Any birdwatchers?

I mentioned a few days ago that we had a barred owl hanging out in a tree about ten feet from the house. Here's the best of the pictures I gotView attachment 2593379
We have one in the woods behind our house. 2 yrs ago she had babies, spent an entire spring watching them, pretty cool. We've also had an Eastern(?) Flicker around the last few weeks, that's a first. We have hawks, red tailed, but last week saw a rough legged hawk get a squirrel; felt bad for the squirrel but that was pretty cool.
 
I mentioned a few days ago that we had a barred owl hanging out in a tree about ten feet from the house.
He's back again. Not as good pictures today because he's a tree further back. It's interesting because he's still close enough that he could obviously hear us inside, through the closed windows. He was trying to sleep, but would open his eyes and look if any of us made a loud noise, including the cat who likes to announce her presence loudly and often.
 
He's back again. Not as good pictures today because he's a tree further back. It's interesting because he's still close enough that he could obviously hear us inside, through the closed windows. He was trying to sleep, but would open his eyes and look if any of us made a loud noise, including the cat who likes to announce her presence loudly and often.
I used to work nights. I totally know how he was feeling...
 
Some grim birdwatching this morning. I was standing in my backyard when I noticed little bits of something floating to the ground under a tree. I went closer, and discovered they were feathers. So I looked up, from under the tree, and about 20 feet or so up I saw a Cooper's Hawk, obviously munching on a small bird it had caught.
 
Some grim birdwatching this morning. I was standing in my backyard when I noticed little bits of something floating to the ground under a tree. I went closer, and discovered they were feathers. So I looked up, from under the tree, and about 20 feet or so up I saw a Cooper's Hawk, obviously munching on a small bird it had caught.
Like the rough legged one my wife and I saw get a squirrel last weekend. It is gruesome to see.
 
That raises a question I asked many times in many ways.
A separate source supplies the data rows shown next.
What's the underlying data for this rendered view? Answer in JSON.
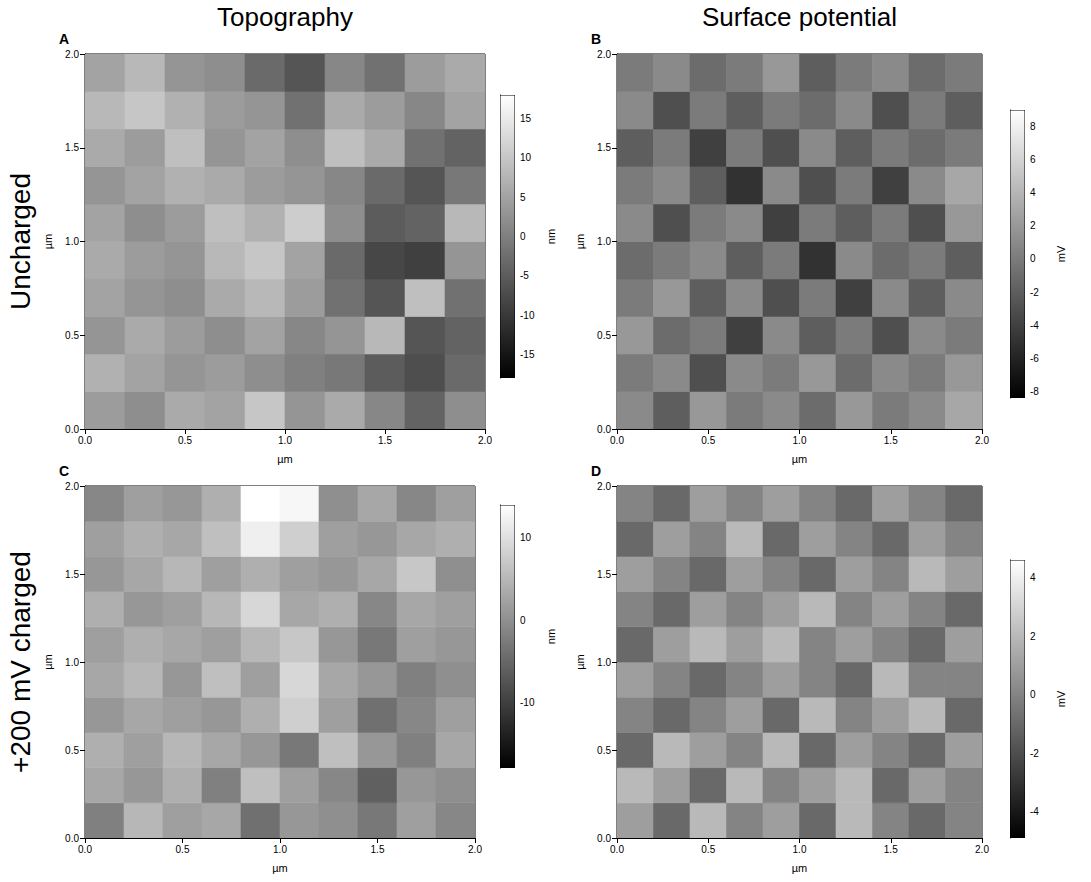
{
  "column_titles": [
    "Topography",
    "Surface potential"
  ],
  "row_titles": [
    "Uncharged",
    "+200 mV charged"
  ],
  "chart_data": [
    {
      "type": "heatmap",
      "title": "A",
      "xlabel": "µm",
      "ylabel": "µm",
      "xlim": [
        0,
        2
      ],
      "ylim": [
        0,
        2
      ],
      "xticks": [
        {
          "value": 0,
          "label": "0.0"
        },
        {
          "value": 0.5,
          "label": "0.5"
        },
        {
          "value": 1,
          "label": "1.0"
        },
        {
          "value": 1.5,
          "label": "1.5"
        },
        {
          "value": 2,
          "label": "2.0"
        }
      ],
      "yticks": [
        {
          "value": 0,
          "label": "0.0"
        },
        {
          "value": 0.5,
          "label": "0.5"
        },
        {
          "value": 1,
          "label": "1.0"
        },
        {
          "value": 1.5,
          "label": "1.5"
        },
        {
          "value": 2,
          "label": "2.0"
        }
      ],
      "x": [
        0.1,
        0.3,
        0.5,
        0.7,
        0.9,
        1.1,
        1.3,
        1.5,
        1.7,
        1.9
      ],
      "y": [
        0.1,
        0.3,
        0.5,
        0.7,
        0.9,
        1.1,
        1.3,
        1.5,
        1.7,
        1.9
      ],
      "z": [
        [
          4,
          2,
          6,
          5,
          10,
          3,
          6,
          1,
          -4,
          2
        ],
        [
          7,
          5,
          3,
          4,
          2,
          0,
          -1,
          -5,
          -7,
          -3
        ],
        [
          3,
          6,
          4,
          2,
          5,
          1,
          3,
          8,
          -6,
          -4
        ],
        [
          5,
          3,
          2,
          6,
          8,
          4,
          -2,
          -6,
          9,
          -2
        ],
        [
          6,
          4,
          3,
          8,
          10,
          5,
          -3,
          -8,
          -9,
          3
        ],
        [
          5,
          2,
          4,
          9,
          7,
          11,
          2,
          -5,
          -4,
          8
        ],
        [
          3,
          5,
          7,
          6,
          4,
          3,
          1,
          -3,
          -6,
          -1
        ],
        [
          6,
          4,
          9,
          3,
          5,
          2,
          9,
          6,
          -2,
          -4
        ],
        [
          8,
          10,
          7,
          4,
          3,
          -2,
          6,
          4,
          1,
          5
        ],
        [
          5,
          8,
          3,
          2,
          -3,
          -6,
          1,
          -2,
          4,
          6
        ]
      ],
      "zlabel": "nm",
      "zlim": [
        -18,
        18
      ],
      "zticks": [
        15,
        10,
        5,
        0,
        -5,
        -10,
        -15
      ]
    },
    {
      "type": "heatmap",
      "title": "B",
      "xlabel": "µm",
      "ylabel": "µm",
      "xlim": [
        0,
        2
      ],
      "ylim": [
        0,
        2
      ],
      "xticks": [
        {
          "value": 0,
          "label": "0.0"
        },
        {
          "value": 0.5,
          "label": "0.5"
        },
        {
          "value": 1,
          "label": "1.0"
        },
        {
          "value": 1.5,
          "label": "1.5"
        },
        {
          "value": 2,
          "label": "2.0"
        }
      ],
      "yticks": [
        {
          "value": 0,
          "label": "0.0"
        },
        {
          "value": 0.5,
          "label": "0.5"
        },
        {
          "value": 1,
          "label": "1.0"
        },
        {
          "value": 1.5,
          "label": "1.5"
        },
        {
          "value": 2,
          "label": "2.0"
        }
      ],
      "x": [
        0.1,
        0.3,
        0.5,
        0.7,
        0.9,
        1.1,
        1.3,
        1.5,
        1.7,
        1.9
      ],
      "y": [
        0.1,
        0.3,
        0.5,
        0.7,
        0.9,
        1.1,
        1.3,
        1.5,
        1.7,
        1.9
      ],
      "z": [
        [
          1,
          -2,
          2,
          0,
          1,
          -1,
          2,
          0,
          1,
          3
        ],
        [
          0,
          1,
          -3,
          1,
          0,
          2,
          -1,
          1,
          0,
          2
        ],
        [
          2,
          -1,
          0,
          -4,
          1,
          -2,
          0,
          -3,
          1,
          0
        ],
        [
          0,
          2,
          -2,
          1,
          -3,
          0,
          -4,
          1,
          -2,
          1
        ],
        [
          -1,
          0,
          1,
          -2,
          0,
          -5,
          1,
          -1,
          0,
          -2
        ],
        [
          1,
          -3,
          0,
          1,
          -4,
          0,
          -2,
          0,
          -3,
          2
        ],
        [
          0,
          1,
          -2,
          -5,
          1,
          -3,
          0,
          -4,
          1,
          3
        ],
        [
          -2,
          0,
          -4,
          0,
          -3,
          1,
          -2,
          0,
          -1,
          0
        ],
        [
          1,
          -3,
          0,
          -2,
          0,
          -1,
          1,
          -3,
          0,
          -2
        ],
        [
          0,
          1,
          -1,
          0,
          2,
          -2,
          0,
          1,
          -1,
          0
        ]
      ],
      "zlabel": "mV",
      "zlim": [
        -8.4,
        9
      ],
      "zticks": [
        8,
        6,
        4,
        2,
        0,
        -2,
        -4,
        -6,
        -8
      ]
    },
    {
      "type": "heatmap",
      "title": "C",
      "xlabel": "µm",
      "ylabel": "µm",
      "xlim": [
        0,
        2
      ],
      "ylim": [
        0,
        2
      ],
      "xticks": [
        {
          "value": 0,
          "label": "0.0"
        },
        {
          "value": 0.5,
          "label": "0.5"
        },
        {
          "value": 1,
          "label": "1.0"
        },
        {
          "value": 1.5,
          "label": "1.5"
        },
        {
          "value": 2,
          "label": "2.0"
        }
      ],
      "yticks": [
        {
          "value": 0,
          "label": "0.0"
        },
        {
          "value": 0.5,
          "label": "0.5"
        },
        {
          "value": 1,
          "label": "1.0"
        },
        {
          "value": 1.5,
          "label": "1.5"
        },
        {
          "value": 2,
          "label": "2.0"
        }
      ],
      "x": [
        0.1,
        0.3,
        0.5,
        0.7,
        0.9,
        1.1,
        1.3,
        1.5,
        1.7,
        1.9
      ],
      "y": [
        0.1,
        0.3,
        0.5,
        0.7,
        0.9,
        1.1,
        1.3,
        1.5,
        1.7,
        1.9
      ],
      "z": [
        [
          -2,
          5,
          2,
          3,
          -4,
          1,
          0,
          -3,
          2,
          -1
        ],
        [
          3,
          1,
          4,
          -2,
          6,
          2,
          -1,
          -6,
          1,
          0
        ],
        [
          4,
          2,
          5,
          3,
          1,
          -3,
          6,
          1,
          -2,
          3
        ],
        [
          1,
          3,
          2,
          1,
          4,
          8,
          2,
          -4,
          -1,
          2
        ],
        [
          3,
          5,
          1,
          6,
          2,
          9,
          3,
          1,
          -2,
          0
        ],
        [
          2,
          4,
          3,
          2,
          5,
          7,
          1,
          -3,
          2,
          1
        ],
        [
          4,
          1,
          2,
          5,
          9,
          3,
          4,
          -1,
          3,
          2
        ],
        [
          1,
          3,
          5,
          2,
          4,
          2,
          1,
          3,
          7,
          0
        ],
        [
          2,
          4,
          3,
          6,
          12,
          8,
          2,
          1,
          3,
          4
        ],
        [
          -1,
          2,
          1,
          4,
          14,
          13,
          0,
          3,
          -1,
          2
        ]
      ],
      "zlabel": "nm",
      "zlim": [
        -18,
        14
      ],
      "zticks": [
        10,
        0,
        -10
      ]
    },
    {
      "type": "heatmap",
      "title": "D",
      "xlabel": "µm",
      "ylabel": "µm",
      "xlim": [
        0,
        2
      ],
      "ylim": [
        0,
        2
      ],
      "xticks": [
        {
          "value": 0,
          "label": "0.0"
        },
        {
          "value": 0.5,
          "label": "0.5"
        },
        {
          "value": 1,
          "label": "1.0"
        },
        {
          "value": 1.5,
          "label": "1.5"
        },
        {
          "value": 2,
          "label": "2.0"
        }
      ],
      "yticks": [
        {
          "value": 0,
          "label": "0.0"
        },
        {
          "value": 0.5,
          "label": "0.5"
        },
        {
          "value": 1,
          "label": "1.0"
        },
        {
          "value": 1.5,
          "label": "1.5"
        },
        {
          "value": 2,
          "label": "2.0"
        }
      ],
      "x": [
        0.1,
        0.3,
        0.5,
        0.7,
        0.9,
        1.1,
        1.3,
        1.5,
        1.7,
        1.9
      ],
      "y": [
        0.1,
        0.3,
        0.5,
        0.7,
        0.9,
        1.1,
        1.3,
        1.5,
        1.7,
        1.9
      ],
      "z": [
        [
          1,
          -1,
          2,
          0,
          1,
          -1,
          2,
          0,
          -1,
          0
        ],
        [
          2,
          1,
          -1,
          2,
          0,
          1,
          2,
          -1,
          1,
          0
        ],
        [
          -1,
          2,
          1,
          0,
          2,
          -1,
          1,
          0,
          -1,
          1
        ],
        [
          0,
          -1,
          0,
          1,
          -1,
          2,
          0,
          1,
          2,
          -1
        ],
        [
          1,
          0,
          -1,
          0,
          1,
          0,
          -1,
          2,
          0,
          0
        ],
        [
          -1,
          1,
          2,
          1,
          2,
          0,
          1,
          0,
          -1,
          1
        ],
        [
          0,
          -1,
          1,
          0,
          1,
          2,
          0,
          1,
          0,
          -1
        ],
        [
          1,
          0,
          -1,
          1,
          0,
          -1,
          1,
          0,
          2,
          1
        ],
        [
          -1,
          1,
          0,
          2,
          -1,
          1,
          0,
          -1,
          1,
          0
        ],
        [
          0,
          -1,
          1,
          0,
          1,
          0,
          -1,
          1,
          0,
          -1
        ]
      ],
      "zlabel": "mV",
      "zlim": [
        -4.9,
        4.6
      ],
      "zticks": [
        4,
        2,
        0,
        -2,
        -4
      ]
    }
  ]
}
Does the family of mate of prey know or in any way understand that their partner is gone for good?

Larger mammals do, but smaller animals like birds? Cardinals mate for life for example. If the partner is gone, do they go on alone or find another?
 
That raises a question I asked many times in many ways.

Does the family of mate of prey know or in any way understand that their partner is gone for good?

Larger mammals do, but smaller animals like birds? Cardinals mate for life for example. If the partner is gone, do they go on alone or find another?
It's been said that Canada geese mate for life and won't mate again. I haven't researched whether this is myth or not. It doesn't make much evolutionary sense, if you think about it.
 
That raises a question I asked many times in many ways.

Does the family of mate of prey know or in any way understand that their partner is gone for good?

Larger mammals do, but smaller animals like birds? Cardinals mate for life for example. If the partner is gone, do they go on alone or find another?
It depends on the species.

There are monogamous species who will mate again if a partner is lost. There are some who won't. There are some who aren't monogamous from one season to the next. There are some which aren't monogamous ever.

And even within a species which is thought to have one of those patterns, there will be individuals who don't adhere to the pattern.

A good resource to easily look up stuff like this for North American birds is the Sibley Guide to Bird Life and Behavior.

And cardinals? Even while mated, they aren't always monogamous. And they do get new mates if theirs dies.
 
Last edited:
sigh, as a jaded millennial, I fantasize about a house at the edge of a woods where owls are perched lol

Someone I knew in Maine had a house built into a hill, so that their main floor in the front was the second floor in the back. They built a large ten foot high platform outside a big bay window overlooking the woods behind the house.

As they drove around in their pickup, they would stop and pick any roadkill they saw, squirrels, raccoons, porcupines, even an occasional deer. They threw the roadkill up on the platform.

That was their bird feeder, but instead of chickadees and cardinals they fed a steady stream of eagles, hawks, owls, crows and ravens.
 
He gets vultures as well, but since he's in a heavily wooded area, they are not as common there as in many other places where the ground is more open.
Just a few hanging out in a dead tree behind me.





BuzzardTree.jpg



And that wasn't all of them. Quite a few were still circling above.